2 Edna February 4, 2009 at 12:32 pm

Got anything good for mustard?

3 Terressa February 5, 2009 at 1:03 pm

know any secrets to get fingernail polish out of shirts? yep, my daughter wanted to paint her nails and spilled over 1/2 the jar down her shirt (one of my favs of course). any secrets to get it out more would be awesome! thanks.

4 NIKKI February 5, 2009 at 3:12 pm

Also another great cleaner that I have found to remove tough stains is an all natural product called Stain Shocker. Of course I use it with my steamer and the combination of the two is amazing! I have even gotten lipstick out of carpet!
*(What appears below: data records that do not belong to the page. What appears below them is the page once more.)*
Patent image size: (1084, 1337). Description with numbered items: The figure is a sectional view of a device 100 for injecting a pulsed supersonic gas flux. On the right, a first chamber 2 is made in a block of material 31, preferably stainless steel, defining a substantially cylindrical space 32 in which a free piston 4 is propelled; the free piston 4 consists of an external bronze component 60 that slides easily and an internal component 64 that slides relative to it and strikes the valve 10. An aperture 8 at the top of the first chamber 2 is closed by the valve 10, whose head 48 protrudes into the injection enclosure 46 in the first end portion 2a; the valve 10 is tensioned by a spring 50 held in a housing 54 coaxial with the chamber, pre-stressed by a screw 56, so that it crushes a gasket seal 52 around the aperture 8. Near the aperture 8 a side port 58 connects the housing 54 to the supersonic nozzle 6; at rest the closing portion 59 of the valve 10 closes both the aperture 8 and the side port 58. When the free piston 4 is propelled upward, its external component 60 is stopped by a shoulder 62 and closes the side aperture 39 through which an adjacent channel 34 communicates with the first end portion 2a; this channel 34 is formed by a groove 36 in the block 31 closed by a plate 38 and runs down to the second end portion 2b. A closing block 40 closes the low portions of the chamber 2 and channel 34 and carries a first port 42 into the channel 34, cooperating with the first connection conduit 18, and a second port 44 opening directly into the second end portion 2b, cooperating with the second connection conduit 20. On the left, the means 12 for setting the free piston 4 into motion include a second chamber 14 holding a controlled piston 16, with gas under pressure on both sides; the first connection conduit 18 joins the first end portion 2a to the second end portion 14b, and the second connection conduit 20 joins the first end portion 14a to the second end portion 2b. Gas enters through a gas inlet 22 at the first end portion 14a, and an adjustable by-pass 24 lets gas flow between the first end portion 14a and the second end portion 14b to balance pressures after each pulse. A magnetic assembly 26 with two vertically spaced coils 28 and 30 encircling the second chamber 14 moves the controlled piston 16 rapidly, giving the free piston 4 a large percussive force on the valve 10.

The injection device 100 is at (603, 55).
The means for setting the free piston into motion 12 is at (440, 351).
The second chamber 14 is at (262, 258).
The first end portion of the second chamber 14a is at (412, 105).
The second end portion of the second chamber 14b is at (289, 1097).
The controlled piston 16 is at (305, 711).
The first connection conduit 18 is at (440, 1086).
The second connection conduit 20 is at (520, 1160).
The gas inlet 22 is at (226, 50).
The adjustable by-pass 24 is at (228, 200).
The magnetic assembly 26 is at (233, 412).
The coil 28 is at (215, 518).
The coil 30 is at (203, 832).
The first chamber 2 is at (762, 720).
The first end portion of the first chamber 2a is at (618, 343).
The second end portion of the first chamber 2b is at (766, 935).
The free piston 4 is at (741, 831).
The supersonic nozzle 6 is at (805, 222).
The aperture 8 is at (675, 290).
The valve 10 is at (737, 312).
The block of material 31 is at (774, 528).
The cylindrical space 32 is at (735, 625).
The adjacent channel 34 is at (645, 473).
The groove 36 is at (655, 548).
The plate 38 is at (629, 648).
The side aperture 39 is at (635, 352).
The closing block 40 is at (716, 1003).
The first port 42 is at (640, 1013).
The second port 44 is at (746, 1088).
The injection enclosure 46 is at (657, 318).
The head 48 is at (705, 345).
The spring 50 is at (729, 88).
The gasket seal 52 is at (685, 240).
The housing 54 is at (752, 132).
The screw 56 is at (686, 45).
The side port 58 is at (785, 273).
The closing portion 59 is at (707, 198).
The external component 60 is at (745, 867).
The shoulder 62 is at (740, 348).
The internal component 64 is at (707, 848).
You can get Stain Shocker at http://www.sargent It is well worth your time to check this store out.

5 Yolanda February 8, 2009 at 11:32 pm

Love the tips! One more that works wonders…treat greasy spots on clothes (even after they’ve been washed and dried!) by spraying lightly with water or stain spray and then sprinkle generously with cornstarch. Let it soak up the moisture for about 30 minutes before shaking it off and washing as usual. It has taken out about 95% of the grease stains I’ve tried it on.

6 Maren B. February 9, 2009 at 9:29 am

OOooo, that’s helpful!

7 Melissa October 13, 2009 at 8:35 am

I have another thing that works on blood stains….you’ll think it’s weird at first but it really really works. If you are somewhere where you don’t have access to peroxide, just spit on it. The enzymes in saliva breaks down the blood and it will get a stain out or make it so one deosn’t set. I have tried it and it works.

Peroxide is wonderful too….I also have a 2 year old that gets lots of bloody bumps and bruises, but when he wasn’t even 2 yet he fell and hit a glass table right on the bridge of his nose between his eyes. It bleed a lot and he got 3 stiches. When we were at the hospital, he and I looked like something out of a horror movie from him falling and me carring him. The nurse told us about using the peroxide, it work like a gem! I just put everything in a bowl poured some peroxide in on top of it all and soaked it for about 20 minutes and every spot was gone and it didn’t hurt or discolor the fabrics.